Earlier today, Blawgletter described an Eighth Circuit decision relating to insurance for acts and omissions of corporate directors and officers. That case involved coverage for the direct liability of Ds and Os to third parties ("Side A" D&O coverage). Many D&O policies also protect the companies themselves for amounts they pay under by-law provisions requiring them to indemnify the Ds and Os ("Side B" coverage).

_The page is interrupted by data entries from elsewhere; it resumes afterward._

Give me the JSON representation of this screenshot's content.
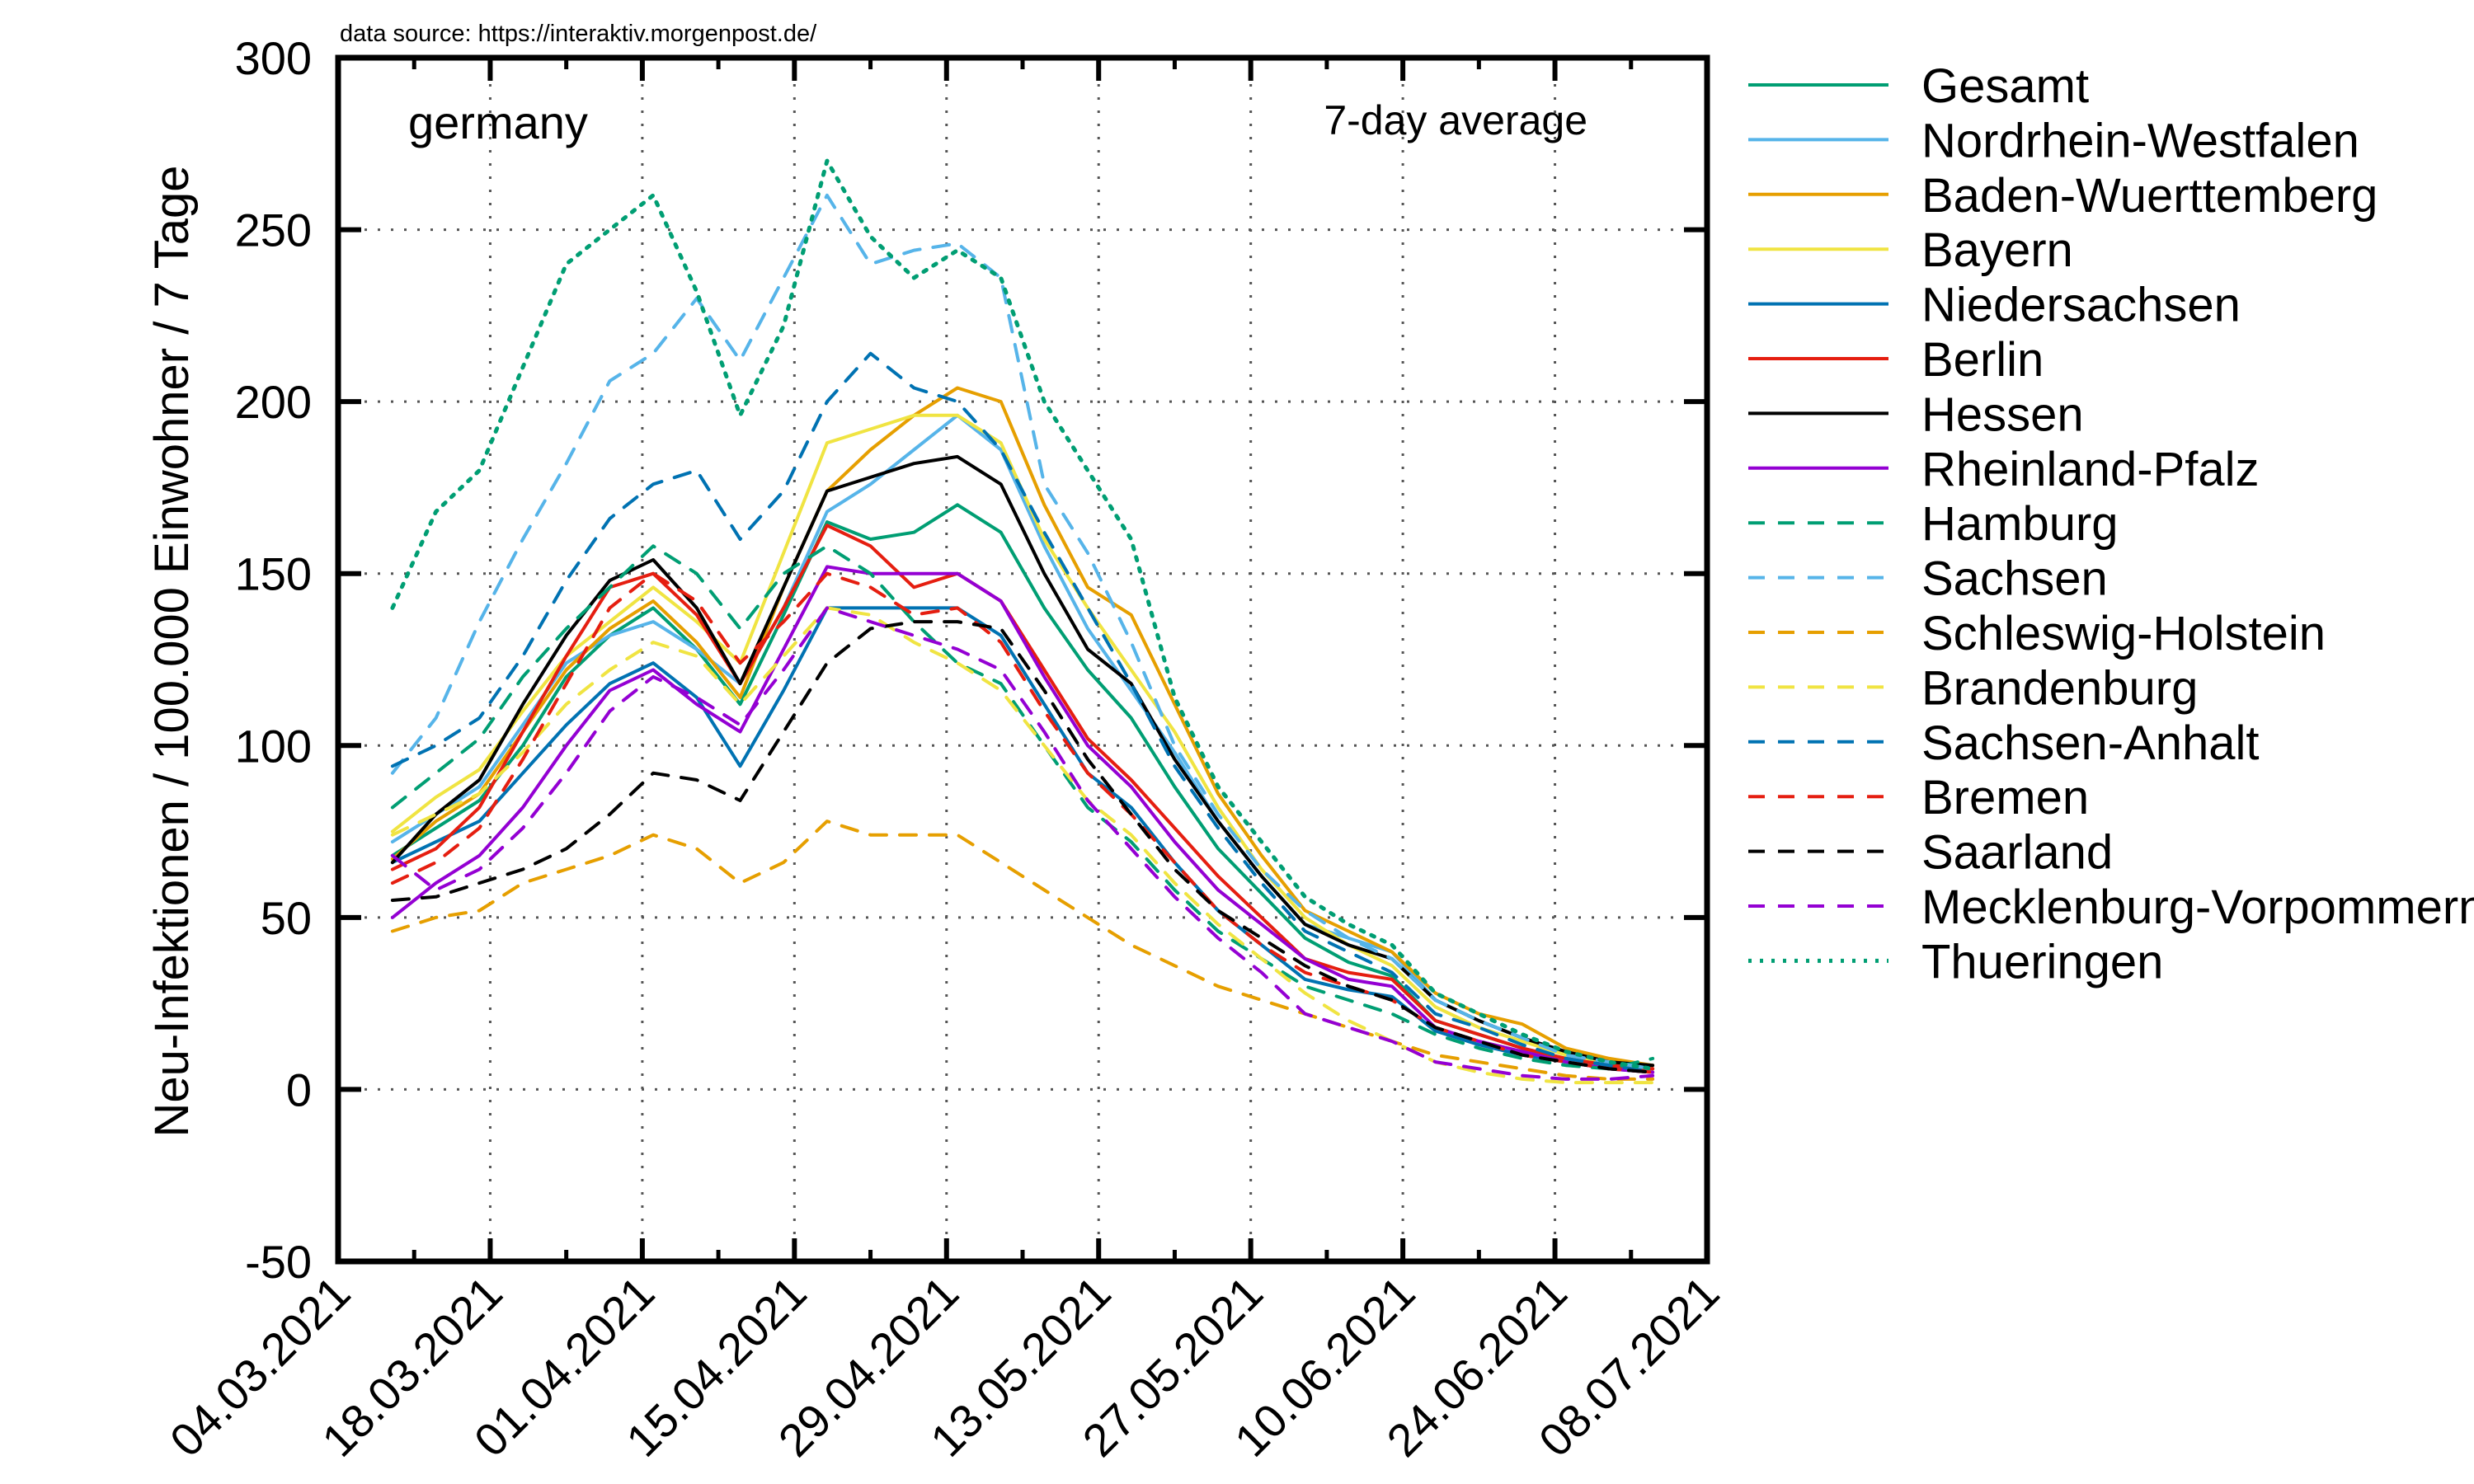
{
  "chart_data": {
    "type": "line",
    "source": "data source: https://interaktiv.morgenpost.de/",
    "annotation_left": "germany",
    "annotation_right": "7-day average",
    "ylabel": "Neu-Infektionen / 100.000 Einwohner / 7 Tage",
    "xlabel": "",
    "ylim": [
      -50,
      300
    ],
    "xlim": [
      "2021-03-04",
      "2021-07-08"
    ],
    "yticks": [
      -50,
      0,
      50,
      100,
      150,
      200,
      250,
      300
    ],
    "xticks": [
      "04.03.2021",
      "18.03.2021",
      "01.04.2021",
      "15.04.2021",
      "29.04.2021",
      "13.05.2021",
      "27.05.2021",
      "10.06.2021",
      "24.06.2021",
      "08.07.2021"
    ],
    "grid": true,
    "legend_position": "right-outside",
    "x": [
      "2021-03-09",
      "2021-03-13",
      "2021-03-17",
      "2021-03-21",
      "2021-03-25",
      "2021-03-29",
      "2021-04-02",
      "2021-04-06",
      "2021-04-10",
      "2021-04-14",
      "2021-04-18",
      "2021-04-22",
      "2021-04-26",
      "2021-04-30",
      "2021-05-04",
      "2021-05-08",
      "2021-05-12",
      "2021-05-16",
      "2021-05-20",
      "2021-05-24",
      "2021-05-28",
      "2021-06-01",
      "2021-06-05",
      "2021-06-09",
      "2021-06-13",
      "2021-06-17",
      "2021-06-21",
      "2021-06-25",
      "2021-06-29",
      "2021-07-03"
    ],
    "series": [
      {
        "name": "Gesamt",
        "color": "#009e73",
        "dash": "solid",
        "values": [
          68,
          76,
          84,
          100,
          120,
          132,
          140,
          128,
          112,
          138,
          165,
          160,
          162,
          170,
          162,
          140,
          122,
          108,
          88,
          70,
          57,
          44,
          37,
          33,
          20,
          16,
          12,
          9,
          7,
          6
        ]
      },
      {
        "name": "Nordrhein-Westfalen",
        "color": "#56b4e9",
        "dash": "solid",
        "values": [
          72,
          80,
          88,
          106,
          124,
          132,
          136,
          128,
          118,
          140,
          168,
          176,
          186,
          196,
          186,
          158,
          134,
          116,
          98,
          78,
          62,
          48,
          44,
          40,
          26,
          20,
          15,
          10,
          8,
          6
        ]
      },
      {
        "name": "Baden-Wuerttemberg",
        "color": "#e69f00",
        "dash": "solid",
        "values": [
          67,
          78,
          86,
          104,
          122,
          134,
          142,
          130,
          114,
          146,
          174,
          186,
          196,
          204,
          200,
          170,
          146,
          138,
          112,
          86,
          68,
          52,
          46,
          40,
          28,
          22,
          19,
          12,
          9,
          7
        ]
      },
      {
        "name": "Bayern",
        "color": "#f0e442",
        "dash": "solid",
        "values": [
          75,
          85,
          93,
          110,
          126,
          136,
          146,
          136,
          124,
          156,
          188,
          192,
          196,
          196,
          188,
          160,
          140,
          122,
          104,
          82,
          64,
          50,
          42,
          36,
          24,
          18,
          14,
          10,
          8,
          6
        ]
      },
      {
        "name": "Niedersachsen",
        "color": "#0072b2",
        "dash": "solid",
        "values": [
          66,
          72,
          78,
          92,
          106,
          118,
          124,
          114,
          94,
          116,
          140,
          140,
          140,
          140,
          132,
          112,
          92,
          82,
          66,
          52,
          42,
          32,
          29,
          27,
          17,
          13,
          10,
          8,
          6,
          5
        ]
      },
      {
        "name": "Berlin",
        "color": "#e51e10",
        "dash": "solid",
        "values": [
          64,
          70,
          82,
          104,
          126,
          146,
          150,
          138,
          118,
          140,
          164,
          158,
          146,
          150,
          142,
          122,
          102,
          90,
          76,
          62,
          50,
          38,
          34,
          32,
          20,
          16,
          12,
          9,
          7,
          6
        ]
      },
      {
        "name": "Hessen",
        "color": "#000000",
        "dash": "solid",
        "values": [
          66,
          80,
          90,
          112,
          132,
          148,
          154,
          140,
          118,
          146,
          174,
          178,
          182,
          184,
          176,
          150,
          128,
          118,
          96,
          78,
          62,
          48,
          42,
          38,
          26,
          20,
          15,
          11,
          8,
          7
        ]
      },
      {
        "name": "Rheinland-Pfalz",
        "color": "#9400d3",
        "dash": "solid",
        "values": [
          50,
          60,
          68,
          82,
          100,
          116,
          122,
          112,
          104,
          128,
          152,
          150,
          150,
          150,
          142,
          120,
          100,
          88,
          72,
          58,
          48,
          38,
          32,
          30,
          18,
          14,
          11,
          8,
          6,
          5
        ]
      },
      {
        "name": "Hamburg",
        "color": "#009e73",
        "dash": "dashed",
        "values": [
          82,
          92,
          102,
          120,
          134,
          146,
          158,
          150,
          134,
          150,
          158,
          150,
          136,
          124,
          118,
          100,
          82,
          72,
          58,
          46,
          38,
          30,
          26,
          22,
          16,
          12,
          9,
          7,
          6,
          9
        ]
      },
      {
        "name": "Sachsen",
        "color": "#56b4e9",
        "dash": "dashed",
        "values": [
          92,
          108,
          136,
          160,
          182,
          206,
          214,
          230,
          212,
          236,
          260,
          240,
          244,
          246,
          236,
          176,
          156,
          130,
          100,
          80,
          64,
          52,
          44,
          38,
          26,
          20,
          15,
          10,
          8,
          6
        ]
      },
      {
        "name": "Schleswig-Holstein",
        "color": "#e69f00",
        "dash": "dashed",
        "values": [
          46,
          50,
          52,
          60,
          64,
          68,
          74,
          70,
          60,
          66,
          78,
          74,
          74,
          74,
          66,
          58,
          50,
          42,
          36,
          30,
          26,
          22,
          18,
          14,
          10,
          8,
          6,
          4,
          3,
          3
        ]
      },
      {
        "name": "Brandenburg",
        "color": "#f0e442",
        "dash": "dashed",
        "values": [
          74,
          80,
          86,
          98,
          112,
          122,
          130,
          126,
          112,
          126,
          140,
          138,
          130,
          124,
          116,
          100,
          84,
          74,
          60,
          48,
          38,
          28,
          20,
          14,
          8,
          5,
          3,
          2,
          2,
          2
        ]
      },
      {
        "name": "Sachsen-Anhalt",
        "color": "#0072b2",
        "dash": "dashed",
        "values": [
          94,
          100,
          108,
          126,
          148,
          166,
          176,
          180,
          160,
          174,
          200,
          214,
          204,
          200,
          186,
          162,
          140,
          118,
          94,
          76,
          60,
          46,
          40,
          34,
          22,
          18,
          13,
          9,
          7,
          5
        ]
      },
      {
        "name": "Bremen",
        "color": "#e51e10",
        "dash": "dashed",
        "values": [
          60,
          66,
          76,
          96,
          118,
          140,
          150,
          142,
          124,
          136,
          150,
          146,
          138,
          140,
          130,
          110,
          92,
          80,
          66,
          52,
          42,
          34,
          30,
          26,
          18,
          14,
          10,
          8,
          6,
          5
        ]
      },
      {
        "name": "Saarland",
        "color": "#000000",
        "dash": "dashed",
        "values": [
          55,
          56,
          60,
          64,
          70,
          80,
          92,
          90,
          84,
          104,
          124,
          134,
          136,
          136,
          134,
          116,
          96,
          80,
          64,
          52,
          44,
          36,
          30,
          26,
          18,
          14,
          10,
          8,
          6,
          5
        ]
      },
      {
        "name": "Mecklenburg-Vorpommern",
        "color": "#9400d3",
        "dash": "dashed",
        "values": [
          68,
          58,
          64,
          76,
          92,
          110,
          120,
          114,
          106,
          122,
          140,
          136,
          132,
          128,
          122,
          104,
          84,
          70,
          56,
          44,
          34,
          22,
          18,
          14,
          8,
          6,
          4,
          3,
          3,
          4
        ]
      },
      {
        "name": "Thueringen",
        "color": "#009e73",
        "dash": "dotted",
        "values": [
          140,
          168,
          180,
          210,
          240,
          250,
          260,
          232,
          196,
          222,
          270,
          248,
          236,
          244,
          236,
          200,
          180,
          160,
          114,
          88,
          72,
          56,
          48,
          42,
          28,
          22,
          16,
          11,
          8,
          6
        ]
      }
    ]
  }
}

Fascinating, no? In our defense, Blawgletter mentions Side B because a Third Circuit ruling today discussed the indemnification obligations to which Side B applies. The court affirmed a judgment against a standard-setting organization (the "ASTM") for the costs of defending and settling a case arising from ASTM’s establishment of standards for underground storage tanks. The court rejected arguments that the business judgment rule shielded ASTM’s decision to deny indemnification, that the by-law’s exclusion of intentional acts applied, that the conduct in question didn’t occur "by reason of" work for the organization, and that the defense and the settlement cost too much. Am. Soc. for Testing & Materials v. Corrpro Cos., Inc., No. 05-4164 (3rd Cir. Mar. 6, 2007).
Blawgletter hopes that ASTM has Side B coverage. How else will it pay the $1.4 million (plus attorneys’ fees) that the district court awarded and the Third Circuit upheld?